Session: Fast Algorithmic Frameworks for Semidefinite Programming and Applications
Chair: Ling Liang
Cluster: Conic and Semidefinite Optimization
Talk 1: Convex relaxation for quantum many-body physics
Speaker: Yuehaw Khoo
Abstract: In this talk, we explore adaptations of semidefinite programming relaxations for solving many-body physics problems. Our approach transforms a high-dimensional PDE problem into a convex optimization problem, setting it apart from traditional non-convex methods that rely on nonlinear re-parameterizations of the solution. For quantum mechanical systems, we present a convex program to obtain the ground state in terms of its moments. We further introduce a near-linear time algorithm for solving the convex program using hierarchical matrices.
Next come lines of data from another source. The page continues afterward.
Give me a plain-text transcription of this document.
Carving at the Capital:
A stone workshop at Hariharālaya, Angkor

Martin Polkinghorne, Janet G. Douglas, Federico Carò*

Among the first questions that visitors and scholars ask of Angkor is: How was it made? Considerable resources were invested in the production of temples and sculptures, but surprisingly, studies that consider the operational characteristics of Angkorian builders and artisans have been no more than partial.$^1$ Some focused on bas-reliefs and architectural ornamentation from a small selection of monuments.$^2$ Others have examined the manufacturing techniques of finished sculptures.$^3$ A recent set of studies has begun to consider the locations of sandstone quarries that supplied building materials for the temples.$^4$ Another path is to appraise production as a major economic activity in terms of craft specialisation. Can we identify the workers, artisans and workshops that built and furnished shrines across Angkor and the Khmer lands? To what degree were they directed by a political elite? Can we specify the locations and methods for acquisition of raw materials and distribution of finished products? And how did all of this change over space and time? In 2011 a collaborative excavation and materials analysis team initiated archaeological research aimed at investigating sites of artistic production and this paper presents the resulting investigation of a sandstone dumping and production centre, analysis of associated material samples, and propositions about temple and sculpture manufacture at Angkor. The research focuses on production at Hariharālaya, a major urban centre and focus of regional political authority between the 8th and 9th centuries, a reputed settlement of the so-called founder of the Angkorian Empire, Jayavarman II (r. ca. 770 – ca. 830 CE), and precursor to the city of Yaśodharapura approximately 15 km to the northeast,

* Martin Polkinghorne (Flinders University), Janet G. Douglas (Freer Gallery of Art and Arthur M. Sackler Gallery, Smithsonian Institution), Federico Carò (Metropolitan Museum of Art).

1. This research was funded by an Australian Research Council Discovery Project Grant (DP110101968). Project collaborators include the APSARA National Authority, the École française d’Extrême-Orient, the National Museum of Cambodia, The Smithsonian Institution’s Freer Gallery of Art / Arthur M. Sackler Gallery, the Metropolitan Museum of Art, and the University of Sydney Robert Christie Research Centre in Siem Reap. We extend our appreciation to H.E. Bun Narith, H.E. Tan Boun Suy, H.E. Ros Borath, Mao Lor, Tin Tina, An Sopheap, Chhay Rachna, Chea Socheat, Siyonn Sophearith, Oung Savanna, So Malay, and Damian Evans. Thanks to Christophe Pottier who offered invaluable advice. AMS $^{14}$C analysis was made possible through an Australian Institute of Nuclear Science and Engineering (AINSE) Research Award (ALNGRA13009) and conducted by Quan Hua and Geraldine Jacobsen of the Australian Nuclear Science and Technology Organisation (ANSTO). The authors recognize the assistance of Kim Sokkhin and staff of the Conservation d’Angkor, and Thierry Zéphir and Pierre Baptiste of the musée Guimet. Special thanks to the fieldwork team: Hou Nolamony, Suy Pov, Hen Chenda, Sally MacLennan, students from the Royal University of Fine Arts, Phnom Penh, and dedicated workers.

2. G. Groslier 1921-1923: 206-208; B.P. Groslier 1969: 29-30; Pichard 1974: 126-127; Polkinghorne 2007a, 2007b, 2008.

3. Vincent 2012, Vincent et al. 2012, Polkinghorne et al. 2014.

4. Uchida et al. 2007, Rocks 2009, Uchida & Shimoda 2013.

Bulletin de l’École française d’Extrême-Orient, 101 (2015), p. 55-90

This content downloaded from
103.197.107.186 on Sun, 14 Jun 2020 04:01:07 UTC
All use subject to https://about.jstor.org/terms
Talk 2: Revisit ADMM for Solving Large-Scale SDPs: Theory and Practice
Speaker: Shucheng Kang
Abstract: First-order methods like the Alternating Direction Method of Multipliers (ADMM) have shown promise for solving large-scale semidefinite programs (SDPs), yet are often dismissed as low-accuracy solvers due to sublinear worst-case complexity and observed slow convergence. In this talk, we revisit ADMM for SDPs from both theoretical and computational standpoints. On the theory side, we challenge the conventional belief that ADMM cannot achieve high accuracy. We establish a new sufficient condition for local linear convergence: if the converged primal–dual solution satisfies strict complementarity, ADMM converges linearly, regardless of nondegeneracy. This insight significantly broadens the class of SDPs for which fast convergence can be expected. Extensive numerical evidence supports our theoretical claims. On the engineering side, we present cuADMM, a high-performance, GPU-accelerated ADMM solver for large-scale semidefinite programs (SDPs). At its core is a factorization-free method for projection onto the PSD cone using composite polynomial filtering, which bypasses the usual bottlenecks of eigenvalue decomposition. We demonstrate that cuADMM delivers strong speedups and robust performance across a variety of challenging SDP instances arising in real-world applications.
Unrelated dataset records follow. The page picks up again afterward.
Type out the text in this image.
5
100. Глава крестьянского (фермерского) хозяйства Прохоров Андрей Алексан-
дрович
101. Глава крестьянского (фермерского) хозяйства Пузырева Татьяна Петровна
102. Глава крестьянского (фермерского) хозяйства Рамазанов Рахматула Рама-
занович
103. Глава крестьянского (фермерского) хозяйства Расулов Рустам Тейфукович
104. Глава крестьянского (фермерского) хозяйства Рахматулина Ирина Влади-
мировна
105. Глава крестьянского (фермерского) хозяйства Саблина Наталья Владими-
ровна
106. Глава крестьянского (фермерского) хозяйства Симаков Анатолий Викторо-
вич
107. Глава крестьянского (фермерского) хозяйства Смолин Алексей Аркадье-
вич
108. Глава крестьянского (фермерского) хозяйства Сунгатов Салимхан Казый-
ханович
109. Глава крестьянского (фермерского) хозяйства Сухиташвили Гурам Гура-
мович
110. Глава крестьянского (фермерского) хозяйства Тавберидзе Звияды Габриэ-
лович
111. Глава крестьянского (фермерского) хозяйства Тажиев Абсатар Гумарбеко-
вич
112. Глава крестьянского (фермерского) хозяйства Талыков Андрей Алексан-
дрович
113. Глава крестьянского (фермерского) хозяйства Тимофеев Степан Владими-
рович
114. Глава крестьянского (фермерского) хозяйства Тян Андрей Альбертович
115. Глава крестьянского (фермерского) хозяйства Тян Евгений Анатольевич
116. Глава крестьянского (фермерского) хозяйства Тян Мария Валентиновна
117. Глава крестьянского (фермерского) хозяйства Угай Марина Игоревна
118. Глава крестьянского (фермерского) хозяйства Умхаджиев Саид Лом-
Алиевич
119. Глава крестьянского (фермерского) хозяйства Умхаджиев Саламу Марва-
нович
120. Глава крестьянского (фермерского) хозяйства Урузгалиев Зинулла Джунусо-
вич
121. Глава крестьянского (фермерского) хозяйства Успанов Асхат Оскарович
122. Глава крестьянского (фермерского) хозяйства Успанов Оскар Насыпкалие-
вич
Talk 3: Exploring chordal sparsity in semidefinite programming with sparse plus low-rank data matrices
Speaker: Tianyun Tang
Abstract: Semidefinite programming (SDP) problems are challenging to solve because of their high dimensionality. However, solving sparse SDP problems with small tree-width are known to be relatively easier because: (1) they can be decomposed into smaller multi-block SDP problems through chordal conversion; (2) they have low-rank optimal solutions. In this paper, we study more general SDP problems whose coefficient matrices have sparse plus low-rank (SPLR) structure. We develop a unified framework to convert such problems into sparse SDP problems with bounded tree-width. Based on this, we derive rank bounds for SDP problems with SPLR structure, which are tight in the worst case.